Patients with severe sepsis should be managed in an ICU or HDU setting. Good basic medical care is of paramount importance, as is close attention to infection control and prevention of hospital acquired infection.
Appropriate venous thromboembolism and stress ulcer prophylaxis should be given. If mechanically ventilated limitation of tidal volumes to 6ml/kg and airway plateau pressures to 30 cmH20 is recommended. Early enteral nutrition should be commenced once haemodynamic stability is achieved, though caution in those on very high doses of inotropes.
There are several additional therapies which have been advocated in severe sepsis which may improve outcome. Some of these have proved to be controversial.
Recombinant Human Activated Protein C (rh-APC)
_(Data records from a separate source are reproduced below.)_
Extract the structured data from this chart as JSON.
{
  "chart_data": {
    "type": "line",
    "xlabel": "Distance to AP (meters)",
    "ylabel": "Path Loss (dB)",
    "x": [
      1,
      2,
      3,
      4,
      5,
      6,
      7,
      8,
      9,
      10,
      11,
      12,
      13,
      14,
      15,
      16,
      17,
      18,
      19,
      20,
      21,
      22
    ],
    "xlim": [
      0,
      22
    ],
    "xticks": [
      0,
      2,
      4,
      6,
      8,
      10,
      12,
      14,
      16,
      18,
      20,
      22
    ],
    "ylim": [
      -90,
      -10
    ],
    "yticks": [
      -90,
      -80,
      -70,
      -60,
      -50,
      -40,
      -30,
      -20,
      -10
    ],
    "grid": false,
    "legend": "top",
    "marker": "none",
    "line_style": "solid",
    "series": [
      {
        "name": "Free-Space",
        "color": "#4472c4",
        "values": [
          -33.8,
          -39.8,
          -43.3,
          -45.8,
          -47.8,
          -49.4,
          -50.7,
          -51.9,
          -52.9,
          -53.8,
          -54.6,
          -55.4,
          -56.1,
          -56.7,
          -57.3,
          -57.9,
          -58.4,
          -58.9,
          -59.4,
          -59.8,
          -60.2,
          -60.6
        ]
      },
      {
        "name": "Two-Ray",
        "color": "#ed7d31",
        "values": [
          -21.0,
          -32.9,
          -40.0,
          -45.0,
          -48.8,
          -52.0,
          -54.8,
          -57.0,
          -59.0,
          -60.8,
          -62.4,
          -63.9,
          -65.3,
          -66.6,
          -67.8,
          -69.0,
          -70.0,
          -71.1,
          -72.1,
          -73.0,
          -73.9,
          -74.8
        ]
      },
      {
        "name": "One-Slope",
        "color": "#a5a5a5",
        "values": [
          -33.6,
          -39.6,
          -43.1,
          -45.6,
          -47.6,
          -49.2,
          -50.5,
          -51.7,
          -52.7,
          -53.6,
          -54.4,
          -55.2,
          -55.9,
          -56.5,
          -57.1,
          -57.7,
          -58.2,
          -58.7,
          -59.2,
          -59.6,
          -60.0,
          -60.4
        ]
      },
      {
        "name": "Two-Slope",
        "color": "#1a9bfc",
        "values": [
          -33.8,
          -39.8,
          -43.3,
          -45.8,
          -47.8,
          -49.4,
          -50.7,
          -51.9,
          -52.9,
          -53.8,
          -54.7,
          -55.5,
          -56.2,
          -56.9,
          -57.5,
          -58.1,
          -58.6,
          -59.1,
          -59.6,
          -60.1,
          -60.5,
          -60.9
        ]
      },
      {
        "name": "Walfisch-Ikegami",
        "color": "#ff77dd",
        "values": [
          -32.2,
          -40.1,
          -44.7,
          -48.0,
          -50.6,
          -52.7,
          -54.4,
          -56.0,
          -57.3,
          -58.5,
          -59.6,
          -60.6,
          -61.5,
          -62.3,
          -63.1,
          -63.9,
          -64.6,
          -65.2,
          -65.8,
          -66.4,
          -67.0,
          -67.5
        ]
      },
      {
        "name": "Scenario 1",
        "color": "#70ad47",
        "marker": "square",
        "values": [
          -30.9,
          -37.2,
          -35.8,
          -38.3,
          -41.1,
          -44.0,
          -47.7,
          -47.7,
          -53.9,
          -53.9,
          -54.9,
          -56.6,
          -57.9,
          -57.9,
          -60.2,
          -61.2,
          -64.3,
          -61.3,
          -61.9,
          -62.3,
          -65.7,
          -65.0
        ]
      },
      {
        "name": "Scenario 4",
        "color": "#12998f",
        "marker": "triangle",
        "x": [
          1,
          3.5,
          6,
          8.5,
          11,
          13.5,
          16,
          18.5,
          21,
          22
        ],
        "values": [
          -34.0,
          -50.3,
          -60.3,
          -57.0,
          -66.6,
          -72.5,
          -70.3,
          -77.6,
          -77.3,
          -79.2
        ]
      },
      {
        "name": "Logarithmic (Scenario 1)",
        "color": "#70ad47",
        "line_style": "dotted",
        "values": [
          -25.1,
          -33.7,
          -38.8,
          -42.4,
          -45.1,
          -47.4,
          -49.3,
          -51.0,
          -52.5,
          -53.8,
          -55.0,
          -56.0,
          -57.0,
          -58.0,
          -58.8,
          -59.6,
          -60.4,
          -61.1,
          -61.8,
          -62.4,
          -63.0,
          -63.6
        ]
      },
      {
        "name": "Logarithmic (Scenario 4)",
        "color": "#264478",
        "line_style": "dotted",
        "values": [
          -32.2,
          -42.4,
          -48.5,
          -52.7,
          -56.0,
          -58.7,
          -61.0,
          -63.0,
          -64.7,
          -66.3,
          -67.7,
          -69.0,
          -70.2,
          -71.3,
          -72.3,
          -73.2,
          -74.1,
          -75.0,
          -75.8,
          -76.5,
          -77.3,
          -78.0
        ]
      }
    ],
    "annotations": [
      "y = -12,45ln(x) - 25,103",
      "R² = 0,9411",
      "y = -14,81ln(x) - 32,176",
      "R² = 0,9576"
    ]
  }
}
rh-APC was found not to be beneficial to patients with severe sepsis/septic shock in the Prowess-Shock study. It's use is no longer recommended and it has been withdrawn.
Low Dose Steroids
Low dose steroids have been in use in severe sepsis for over 20 years, controversy surrounds their use. In the last 10 years the concept of relative adrenal insufficiency was postulated i.e. a subgroup of sepsis patients with an inadequate adrenal response, diagnosed with a corticoptrophin test. The largest trial to date is CORTICUS, a study of 500 patients, which did not demonstrate a survival benefit but did demonstrate more rapid shock reversal. Use of steroids should be balanced against potential complications which include infection, hyperglycaemia and weakness.
Insulin has anti-inflammatory properties and prevention of hyperglycaemia has been associated with a reduction in duration of ICU admission, acute renal failure and critical illness polyneuropathy. The optimum range for blood glucose is yet to be fully elucidated; two studies from Leuven in Belgium had suggested that tight glucose control (4.5-6.1 mmol/l) was associated with the best outcome, however a large multicentre RCT from Australia (NICE-SUGAR) has suggested that tight control was associated with an increased mortality, an unacceptable incidence of hypoglycaemic events and that less stringent control (e.g. < 10 mmol/l) has the same benefits.
Renal Replacement Therapy
Renal replacement therapy should be offered to patients with acute kidney injury if appropriate. There is currently no evidence favouring intermittent haemodialysis over continuous haemofiltration. The use of “high dose” haemofiltration had once been hypothesised to remove pro-inflammatory mediators with potential benefit; however there is currently insufficient evidence to support the use of this therapy. Two recent randomised controlled trials have failed to show benefit using “higher dose” RRT.